Craft a Compelling Cover Letter: Use your cover letter to tell us why you're passionate about Site Reliability Engineering. Share specific examples of how you've driven operational excellence in past roles, especially in high-availability environments.
Showcase Your Technical Skills: Don’t just list your skills; demonstrate them! Mention specific tools like Datadog or Grafana that you’ve used, and explain how they contributed to system reliability in your previous jobs.
Apply Through Our Website: We encourage you to apply directly through our website. It’s the best way for us to receive your application and ensures you’re considered for the role without any hiccups!
How to prepare for a job interview at Ascendion
✨Know Your SRE Fundamentals
Make sure you brush up on the core principles of Site Reliability Engineering. Understand key concepts like SLOs, SLAs, and error budgets, as well as how observability tools like Datadog and Grafana work.
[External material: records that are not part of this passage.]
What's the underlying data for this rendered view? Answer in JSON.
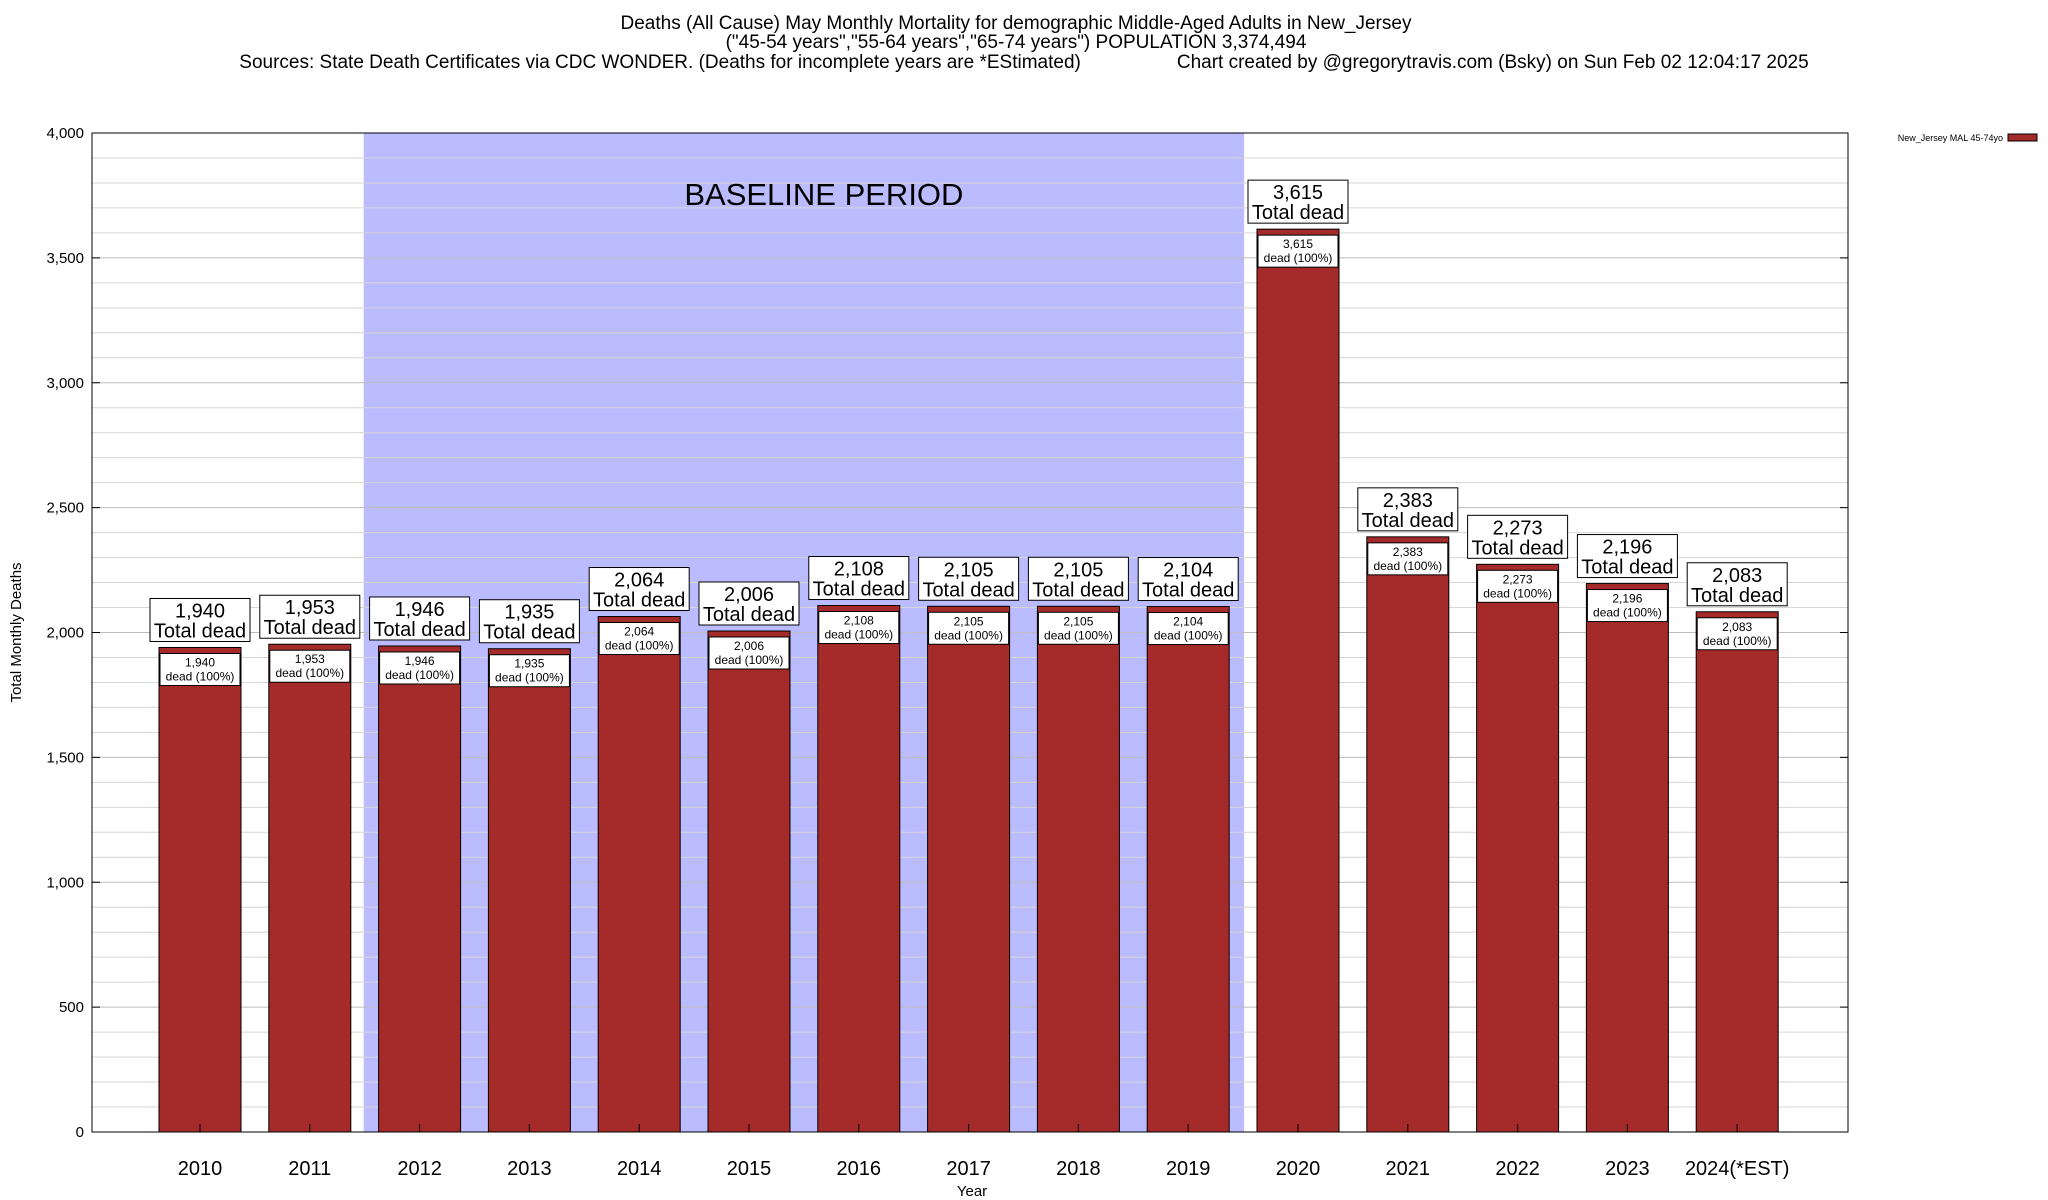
{
  "header": {
    "title": "Deaths (All Cause) May Monthly Mortality for demographic Middle-Aged Adults in New_Jersey",
    "subtitle": "(\"45-54 years\",\"55-64 years\",\"65-74 years\") POPULATION 3,374,494",
    "sources": "Sources: State Death Certificates via CDC WONDER. (Deaths for incomplete years are *EStimated)",
    "credit": "Chart created by @gregorytravis.com (Bsky) on Sun Feb 02 12:04:17 2025"
  },
  "chart_data": {
    "type": "bar",
    "xlabel": "Year",
    "ylabel": "Total Monthly Deaths",
    "ylim": [
      0,
      4000
    ],
    "yticks": [
      0,
      500,
      1000,
      1500,
      2000,
      2500,
      3000,
      3500,
      4000
    ],
    "ytick_labels": [
      "0",
      "500",
      "1,000",
      "1,500",
      "2,000",
      "2,500",
      "3,000",
      "3,500",
      "4,000"
    ],
    "categories": [
      "2010",
      "2011",
      "2012",
      "2013",
      "2014",
      "2015",
      "2016",
      "2017",
      "2018",
      "2019",
      "2020",
      "2021",
      "2022",
      "2023",
      "2024(*EST)"
    ],
    "series": [
      {
        "name": "New_Jersey MAL 45-74yo",
        "color": "#a52a2a",
        "values": [
          1940,
          1953,
          1946,
          1935,
          2064,
          2006,
          2108,
          2105,
          2105,
          2104,
          3615,
          2383,
          2273,
          2196,
          2083
        ]
      }
    ],
    "value_labels": [
      "1,940",
      "1,953",
      "1,946",
      "1,935",
      "2,064",
      "2,006",
      "2,108",
      "2,105",
      "2,105",
      "2,104",
      "3,615",
      "2,383",
      "2,273",
      "2,196",
      "2,083"
    ],
    "total_label": "Total dead",
    "segment_label": "dead (100%)",
    "baseline": {
      "label": "BASELINE PERIOD",
      "from": "2012",
      "to": "2019",
      "color": "#bbbbff"
    },
    "grid": true,
    "legend_position": "top-right"
  }
}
Being able to discuss these topics confidently will show that you're not just familiar with the theory but can apply it in practice.
✨Showcase Your Hands-On Experience
Prepare to share specific examples from your past roles where you've led SRE initiatives or managed incident responses. Highlight any experience with AI-driven tools for troubleshooting and how you've implemented monitoring strategies. Real-world examples will help demonstrate your capability to lead the SRE function effectively.
✨Emphasise Collaboration Skills
Since the role involves working closely with product and engineering teams, be ready to discuss how you've successfully collaborated in the past. Talk about how you’ve built reliability into systems and mentored other engineers. This will show that you can not only lead but also foster a team-oriented environment.
✨Prepare for Technical Questions
Expect technical questions that assess your understanding of operational tooling and data pipelines. Brush up on how to detect anomalies in system behaviour and be prepared to discuss your approach to incident management. Practising these scenarios will help you feel more confident during the interview.